The third and the fourth strategies are focusing on the enabling women to get to the leadership positions by creating women working groups. Those groups will represent women’s interest and make sure the demands will be mainstreamed in the trade union agenda. Women also need to recognize that they have skill which may contribute to the trade unions. Many women have organizational skills, they are task oriented and focus on the work they do. As one of the respondent pointed:
I raised a kid, put my husband through school, and just didn’t realize what a learning experience this was for me. We just learned how to multi-task (2007:31).
The sixth strategy is to provide the flexible options for participation in the trade unions. In many cases women are not able to be the full time member because of other responsibilities (most often at home). However they want to get involved. That is why the trade unions shall adapt some activities to women lifestyles. For instance provide childcare or do not require the presence on every meeting. It is important to recognize the needs of women if the trade unions aspire to be more inclusive. The last strategy is providing training on mobilizing women. With some support women will challenge the patriarchal structure and fight for their rights. I quote again one of the respondents as I think the voices of union activists is crucial for this paper. One of the women said:
It’s all about equality, and we’re all human, and we shouldn’t be treated differently based on gender by any means. Anything that’s available for one person should be available to everyone. It should be about your credentials not about your sex (2007:36).
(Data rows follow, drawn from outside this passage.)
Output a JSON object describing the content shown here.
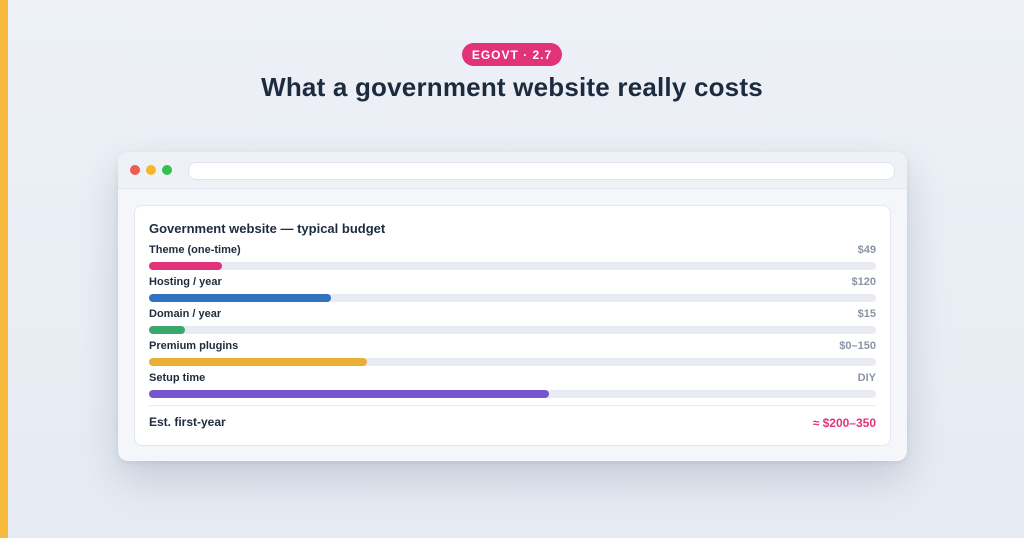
{
  "badge": "EGOVT · 2.7",
  "title": "What a government website really costs",
  "colors": {
    "accent_bar": "#f6b93b",
    "badge": "#e2337a",
    "total": "#e2337a"
  },
  "window": {
    "controls": [
      "close-dot",
      "minimize-dot",
      "maximize-dot"
    ],
    "address_bar": ""
  },
  "card": {
    "title": "Government website — typical budget",
    "items": [
      {
        "label": "Theme (one-time)",
        "value": "$49",
        "bar_fraction": 0.1,
        "color": "#e2337a"
      },
      {
        "label": "Hosting / year",
        "value": "$120",
        "bar_fraction": 0.25,
        "color": "#2f72c0"
      },
      {
        "label": "Domain / year",
        "value": "$15",
        "bar_fraction": 0.05,
        "color": "#3aa76d"
      },
      {
        "label": "Premium plugins",
        "value": "$0–150",
        "bar_fraction": 0.3,
        "color": "#eab035"
      },
      {
        "label": "Setup time",
        "value": "DIY",
        "bar_fraction": 0.55,
        "color": "#7755cc"
      }
    ],
    "total_label": "Est. first-year",
    "total_value": "≈ $200–350"
  }
}
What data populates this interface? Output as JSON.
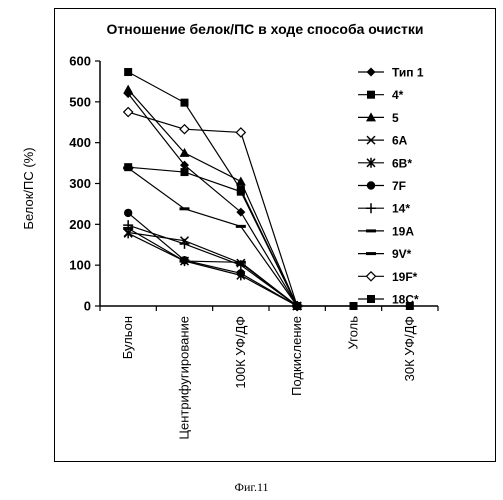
{
  "chart_data": {
    "type": "line",
    "title": "Отношение белок/ПС в ходе способа очистки",
    "xlabel": "",
    "ylabel": "Белок/ПС  (%)",
    "ylim": [
      0,
      600
    ],
    "yticks": [
      "0",
      "100",
      "200",
      "300",
      "400",
      "500",
      "600"
    ],
    "categories": [
      "Бульон",
      "Центрифугирование",
      "100К УФ/ДФ",
      "Подкисление",
      "Уголь",
      "30К УФ/ДФ"
    ],
    "grid": false,
    "legend_position": "right",
    "series": [
      {
        "name": "Тип 1",
        "marker": "diamond",
        "values": [
          520,
          345,
          230,
          0,
          null,
          null
        ]
      },
      {
        "name": "4*",
        "marker": "square",
        "values": [
          340,
          328,
          280,
          0,
          null,
          null
        ]
      },
      {
        "name": "5",
        "marker": "triangle",
        "values": [
          530,
          375,
          305,
          0,
          null,
          null
        ]
      },
      {
        "name": "6A",
        "marker": "x",
        "values": [
          180,
          160,
          105,
          0,
          null,
          null
        ]
      },
      {
        "name": "6B*",
        "marker": "star",
        "values": [
          178,
          110,
          75,
          0,
          null,
          null
        ]
      },
      {
        "name": "7F",
        "marker": "circle",
        "values": [
          228,
          112,
          80,
          0,
          null,
          null
        ]
      },
      {
        "name": "14*",
        "marker": "plus",
        "values": [
          198,
          152,
          100,
          0,
          null,
          null
        ]
      },
      {
        "name": "19A",
        "marker": "dash",
        "values": [
          338,
          238,
          195,
          0,
          null,
          null
        ]
      },
      {
        "name": "9V*",
        "marker": "dash",
        "values": [
          190,
          110,
          107,
          0,
          null,
          null
        ]
      },
      {
        "name": "19F*",
        "marker": "diamond-open",
        "values": [
          475,
          433,
          425,
          0,
          null,
          null
        ]
      },
      {
        "name": "18C*",
        "marker": "square",
        "values": [
          573,
          498,
          285,
          0,
          0,
          0
        ]
      }
    ]
  },
  "figure_caption": "Фиг.11"
}
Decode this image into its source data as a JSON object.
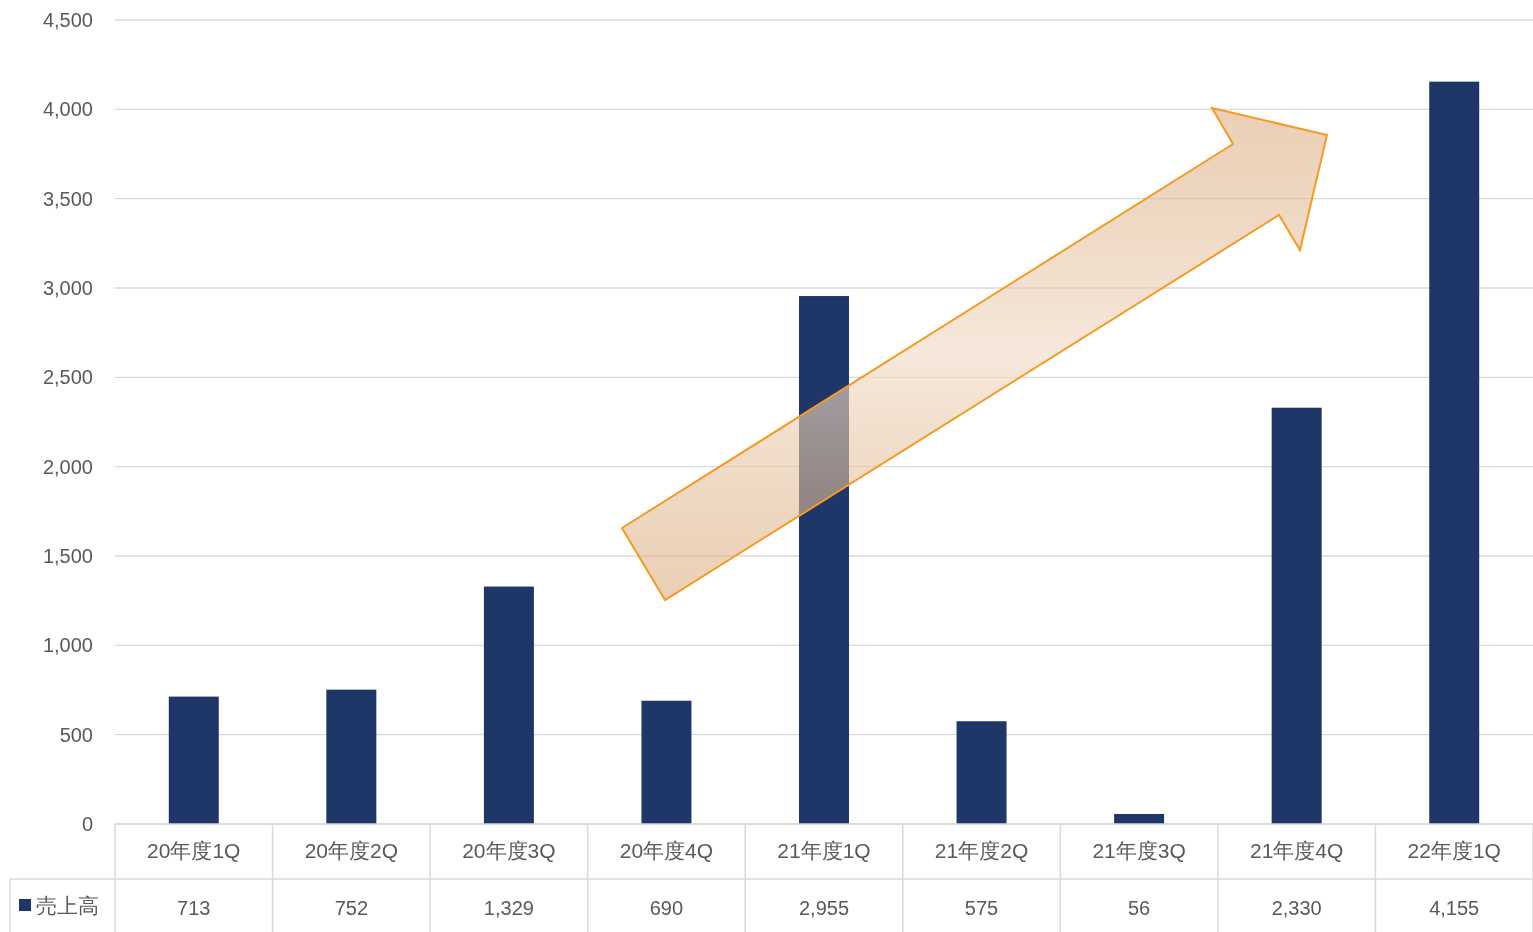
{
  "chart_data": {
    "type": "bar",
    "categories": [
      "20年度1Q",
      "20年度2Q",
      "20年度3Q",
      "20年度4Q",
      "21年度1Q",
      "21年度2Q",
      "21年度3Q",
      "21年度4Q",
      "22年度1Q"
    ],
    "series": [
      {
        "name": "売上高",
        "color": "#1f3668",
        "values": [
          713,
          752,
          1329,
          690,
          2955,
          575,
          56,
          2330,
          4155
        ],
        "value_labels": [
          "713",
          "752",
          "1,329",
          "690",
          "2,955",
          "575",
          "56",
          "2,330",
          "4,155"
        ]
      }
    ],
    "ylim": [
      0,
      4500
    ],
    "yticks": [
      {
        "value": 0,
        "label": "0"
      },
      {
        "value": 500,
        "label": "500"
      },
      {
        "value": 1000,
        "label": "1,000"
      },
      {
        "value": 1500,
        "label": "1,500"
      },
      {
        "value": 2000,
        "label": "2,000"
      },
      {
        "value": 2500,
        "label": "2,500"
      },
      {
        "value": 3000,
        "label": "3,000"
      },
      {
        "value": 3500,
        "label": "3,500"
      },
      {
        "value": 4000,
        "label": "4,000"
      },
      {
        "value": 4500,
        "label": "4,500"
      }
    ],
    "grid": "y",
    "legend": "bottom left"
  }
}
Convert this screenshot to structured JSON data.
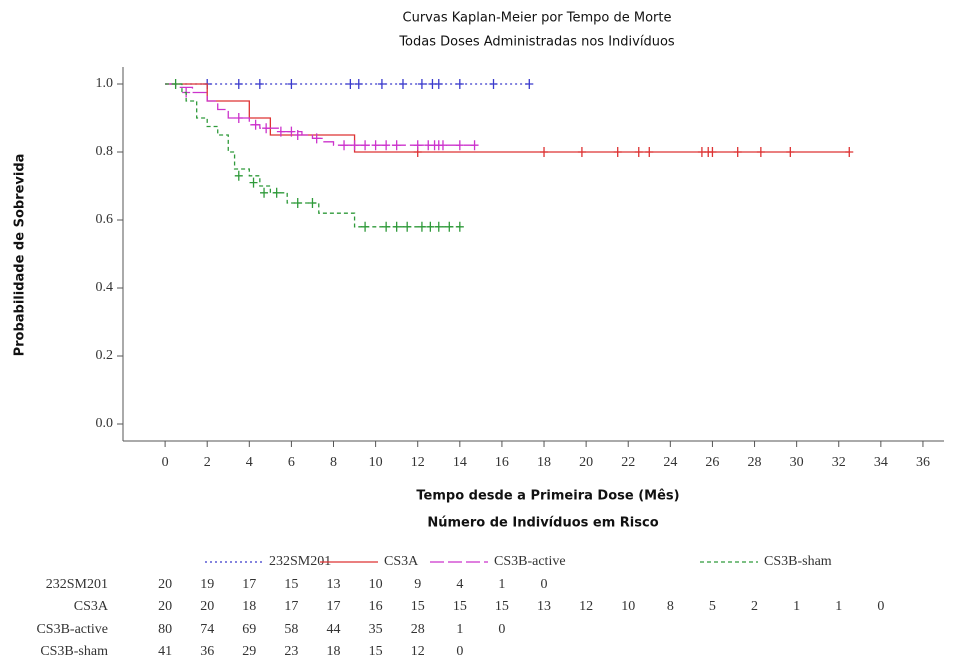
{
  "chart_data": {
    "type": "step",
    "title": "Curvas Kaplan-Meier por Tempo de Morte",
    "subtitle": "Todas Doses Administradas nos Indivíduos",
    "y_label": "Probabilidade de Sobrevida",
    "x_label": "Tempo desde a Primeira Dose (Mês)",
    "risk_title": "Número de Indivíduos em Risco",
    "xlim": [
      -2,
      37
    ],
    "ylim": [
      -0.05,
      1.05
    ],
    "xticks": [
      0,
      2,
      4,
      6,
      8,
      10,
      12,
      14,
      16,
      18,
      20,
      22,
      24,
      26,
      28,
      30,
      32,
      34,
      36
    ],
    "yticks": [
      {
        "value": 0,
        "label": "0.0"
      },
      0.2,
      0.4,
      0.6,
      0.8,
      {
        "value": 1,
        "label": "1.0"
      }
    ],
    "series": [
      {
        "name": "232SM201",
        "color": "#3a3acc",
        "dash": "2,3",
        "x": [
          0,
          17.3
        ],
        "values": [
          1,
          1
        ],
        "censor_x": [
          2,
          3.5,
          4.5,
          6,
          8.8,
          9.2,
          10.3,
          11.3,
          12.2,
          12.7,
          13,
          14,
          15.6,
          17.3
        ],
        "censor_values": [
          1,
          1,
          1,
          1,
          1,
          1,
          1,
          1,
          1,
          1,
          1,
          1,
          1,
          1
        ],
        "at_risk": [
          20,
          19,
          17,
          15,
          13,
          10,
          9,
          4,
          1,
          0
        ]
      },
      {
        "name": "CS3A",
        "color": "#dd3333",
        "dash": "none",
        "x": [
          0,
          2,
          4,
          5,
          9,
          32.5
        ],
        "values": [
          1,
          0.95,
          0.9,
          0.85,
          0.8,
          0.8
        ],
        "censor_x": [
          12,
          18,
          19.8,
          21.5,
          22.5,
          23,
          25.5,
          25.8,
          26,
          27.2,
          28.3,
          29.7,
          32.5
        ],
        "censor_values": [
          0.8,
          0.8,
          0.8,
          0.8,
          0.8,
          0.8,
          0.8,
          0.8,
          0.8,
          0.8,
          0.8,
          0.8,
          0.8
        ],
        "at_risk": [
          20,
          20,
          18,
          17,
          17,
          16,
          15,
          15,
          15,
          13,
          12,
          10,
          8,
          5,
          2,
          1,
          1,
          0
        ]
      },
      {
        "name": "CS3B-active",
        "color": "#cc33cc",
        "dash": "14,4",
        "x": [
          0,
          0.5,
          1.3,
          2,
          2.5,
          3,
          4,
          4.5,
          5.5,
          6.5,
          7,
          7.5,
          8,
          14.7
        ],
        "values": [
          1,
          0.99,
          0.975,
          0.95,
          0.925,
          0.9,
          0.88,
          0.87,
          0.86,
          0.85,
          0.84,
          0.83,
          0.82,
          0.82
        ],
        "censor_x": [
          1,
          3.5,
          4.3,
          4.8,
          5.5,
          6,
          6.3,
          7.2,
          8.5,
          9,
          9.5,
          10,
          10.5,
          11,
          12,
          12.5,
          12.8,
          13,
          13.2,
          14,
          14.7
        ],
        "censor_values": [
          0.975,
          0.9,
          0.88,
          0.87,
          0.86,
          0.86,
          0.85,
          0.84,
          0.82,
          0.82,
          0.82,
          0.82,
          0.82,
          0.82,
          0.82,
          0.82,
          0.82,
          0.82,
          0.82,
          0.82,
          0.82
        ],
        "at_risk": [
          80,
          74,
          69,
          58,
          44,
          35,
          28,
          1,
          0
        ]
      },
      {
        "name": "CS3B-sham",
        "color": "#2f9a3a",
        "dash": "4,3",
        "x": [
          0,
          0.8,
          1,
          1.5,
          2,
          2.5,
          3,
          3.3,
          4,
          4.5,
          5,
          5.8,
          7.3,
          9,
          14
        ],
        "values": [
          1,
          0.975,
          0.95,
          0.9,
          0.875,
          0.85,
          0.8,
          0.75,
          0.73,
          0.7,
          0.68,
          0.65,
          0.62,
          0.58,
          0.58
        ],
        "censor_x": [
          0.5,
          3.5,
          4.2,
          4.7,
          5.3,
          6.3,
          7,
          9.5,
          10.5,
          11,
          11.5,
          12.2,
          12.6,
          13,
          13.5,
          14
        ],
        "censor_values": [
          1,
          0.73,
          0.71,
          0.68,
          0.68,
          0.65,
          0.65,
          0.58,
          0.58,
          0.58,
          0.58,
          0.58,
          0.58,
          0.58,
          0.58,
          0.58
        ],
        "at_risk": [
          41,
          36,
          29,
          23,
          18,
          15,
          12,
          0
        ]
      }
    ]
  }
}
The trade unions have an enormous potential in terms of women empowerment. They are the space where women can gather and share their experience form the workplaces. In the neoliberal economy the trade unions are perceived more as an obstacle for the economic growth. Nowadays the unions’ activists are vulnerable for violence because of activism for workers rights. But the struggle is being carrying on for decades and women has been an integral element of it. Despite the male domination is the leadership positions women are able to reclaim their space in the trade unions. There is a common goal of both male and female workers that is respect of workers’ rights. Based on this common value the trade unions have to represent the interests of all workers. And women are part of the working class. The fact that for ages the work of woman at home was not valued does not mean that their economic work should not be valued. The collective actions are one of the solution that may challenge the oppressive system. The trade unions offer space, tools and recourses for those actions. I strongly belief that the time of trade unions is not over. In the globalized, urban world the communication is much more easier. This is a great opportunity to building strong network of resistance, to exchange knowledge and experiences. And in this setting women may finally achieve they demand of equal treatment.
Caiazza, Amy. I Knew I Could Do This Work. Seven Strategies That Promote Women’s Activism and Leadership in Unions. Washington, DC: Institute for Women’s Policy Research, 2007.
Dean, Homa. Women in trade unions:methods and good practices for gender mainstreaming . Brussel : European Trade Union Institute for Research, Education and Health and Safety, 2006.
Elson, Diane. Gender and Economic Development. Rotterdam : The Netherlands, DGIS and NEI , 1998.
Lourdes Benería, , Carmen Diana Deere , Naila Kabeer. „Gender and International Migration: Globalization, Development, and Governance.” Feminist Economics, 2012: 1-33.
Moser, Caroline. „Mainstreaming women’s safety in cities into gender-based policy and programmes.” Gender & Development, 2012: 435-452.
UN HABITAT. State of World’s Cities 2010/11. Bridging the Urban Divide. London: UN HABITAT, 2008.